The report found that too often government authorities, businesses, farm operators and landlords fail to provide warnings in Spanish about environmental health threats, while federal and state agencies have not collected relevant data or conducted studies assessing environmental health threats in Latino communities.

"We have an information gap," said Adrianna Quintero, author of the report and NRDC's director of Latino outreach. "On the one hand, government agencies have not done an adequate job investigating the link between pollution and Latino health. On the other hand, those agencies, businesses and other authorities have not adequately warned the Latino community about the health risks we know are there. No matter how you slice it, Latinos are not getting the information they need to protect themselves."

The environmental problems described in the report range from mercury contamination and air pollution to arsenic in drinking water and pesticide exposure. The report provides some sobering statistics:

  • Nearly 26 million of the 38.8 million Latinos in the United States live in areas that violate federal air quality standards (page 9).

  • Many Latino communities across the United States have poor drinking water quality. For example, drinking water supplies in Albuquerque and Ajo, Arizona, have elevated levels of arsenic (page 32), while 12 percent of the residents in the U.S.-Mexico border region do not have access to potable water (page 28).

  • Nearly 90 percent of U.S. farmworkers are Latino, and many of these laborers and their families are routinely exposed to toxic pesticides (page 38).

  • Latino children are twice as likely as non-Hispanic white children to have unsafe levels of lead in their blood (page 50).

  • Between 19 percent and 44 percent of Hispanic respondents to a recent survey reported using mercury for magic or religious purposes. Researchers estimate that 47,000 capsules of mercury are sold each year in New York City alone for these activities (page 58).

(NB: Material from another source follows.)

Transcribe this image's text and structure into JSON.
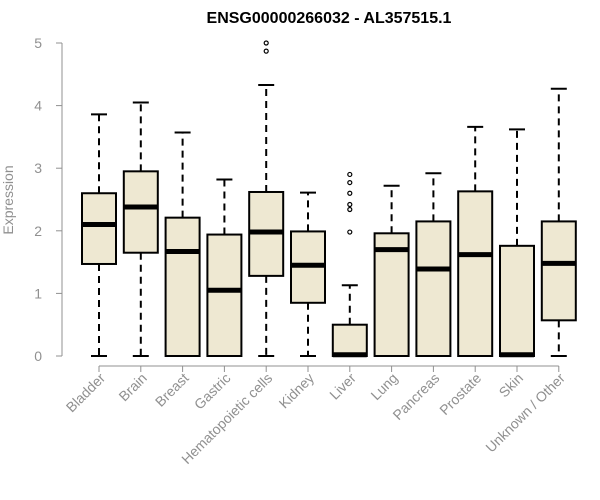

U.S. Latino communities can better protect themselves from pollution-related health problems, the report notes, but only with a concerted effort by government and industry. The report recommends more government funding for research to better identify the problems, as well as for broader outreach to the Latino community. It also calls for federal and state action to strengthen water and air quality safeguards, ban or restrict the use of hazardous pesticides, and tighten controls on polluters.

"Latinos across the country are suffering more from industrial pollution," said Dr. Elena V. Ríos, president and CEO of the National Hispanic Medical Association. "We need a lot more information from our local, state and federal health authorities, and the Environmental Protection Agency needs to do a better job enforcing the law. Not only would that improve the health of the Latino community, it would improve the health of all Americans."